Sunday 10 August 2008

An UnHappy Anniversary

This week marked the first anniversary of the credit crunch. The first that I knew of this came a few weeks later when I was addressing a tech dinner atop Barclay’s offices in Canary Wharf. I was told that they were having trouble laying off the debt for the Alliance Boots deal. The conversation that night was dominated not by tech issues but what this would mean for all of us.

I won’t repeat all the many reviews of the unprecedented events of the last year and the nasty situation that we now find ourselves in. But I will say that even then I was getting pretty sick of the continuous upward spiralling of house prices and how this had come to dominate both dinner party conversations and the media. I did live through the last period of house price falls in the late 1980s and knew the damage this could do. That’s why I have long believed that houses were for living in and not for investment; let alone as a substitute for a decent pension scheme. Many people I met violently disagreed and boasted of their growing ‘But to Let’ portfolios.


Falling house prices actually has advantages. For a start, we might get back to the point where young people can afford to buy a first home without recourse to the ‘Bank of Mum and Dad’. Back in 1969, my first house cost 3x my salary with no parental assistance. Now you need 7x and a big dollop of cash for a deposit . If your house is for living in, it doesn’t really matter too much what it is worth. If you want to move and trade up, the differential is in your favour as prices fall. It only really matters if you trade down – something that you need to do if you thought your house was a substitute for your pension.
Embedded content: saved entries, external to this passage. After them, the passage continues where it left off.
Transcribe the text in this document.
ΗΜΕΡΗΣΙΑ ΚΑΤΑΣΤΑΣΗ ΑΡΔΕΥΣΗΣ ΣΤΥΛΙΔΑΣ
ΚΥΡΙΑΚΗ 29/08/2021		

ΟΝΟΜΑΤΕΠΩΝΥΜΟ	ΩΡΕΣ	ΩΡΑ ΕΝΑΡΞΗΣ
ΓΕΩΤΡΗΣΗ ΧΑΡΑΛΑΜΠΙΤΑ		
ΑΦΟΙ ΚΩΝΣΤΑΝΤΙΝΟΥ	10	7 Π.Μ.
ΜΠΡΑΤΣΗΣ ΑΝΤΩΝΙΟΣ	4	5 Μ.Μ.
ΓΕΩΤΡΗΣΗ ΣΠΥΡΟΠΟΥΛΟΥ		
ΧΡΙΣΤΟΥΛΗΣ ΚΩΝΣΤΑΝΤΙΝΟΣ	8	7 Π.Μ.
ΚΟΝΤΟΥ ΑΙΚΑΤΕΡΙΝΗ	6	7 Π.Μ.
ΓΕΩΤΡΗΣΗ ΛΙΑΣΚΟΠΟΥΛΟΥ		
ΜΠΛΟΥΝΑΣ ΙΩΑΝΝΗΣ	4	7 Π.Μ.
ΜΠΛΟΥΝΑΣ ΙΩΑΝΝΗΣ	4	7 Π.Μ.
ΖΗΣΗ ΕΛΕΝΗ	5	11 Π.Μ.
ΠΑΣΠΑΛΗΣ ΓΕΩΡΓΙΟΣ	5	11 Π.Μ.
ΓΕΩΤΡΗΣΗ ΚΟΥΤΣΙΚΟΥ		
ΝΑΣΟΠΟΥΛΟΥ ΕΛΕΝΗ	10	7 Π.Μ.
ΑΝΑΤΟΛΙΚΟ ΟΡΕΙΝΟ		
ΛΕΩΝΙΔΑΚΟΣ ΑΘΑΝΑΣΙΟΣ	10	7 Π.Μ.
Of course, what we do need is more mobility. A non existent house sale market is detrimental to mobility. Perhaps this will end the stigma of renting. Indeed, perhaps we will start building more social housing.

Before the emails start flooding in, I do fully understand the pain of negative equity. Indeed, I feel very sorry for the first time buyers who managed to get on the housing ladder in the last year and now find that their hard earned deposit/equity stake (if any) has disappeared.

But longer term, I really hope that we at long last get stable house prices. I hope that property investment will be made for rental yields rather than excessive capital gain. I hope that people will invest in productive companies rather than unproductive bricks and mortar.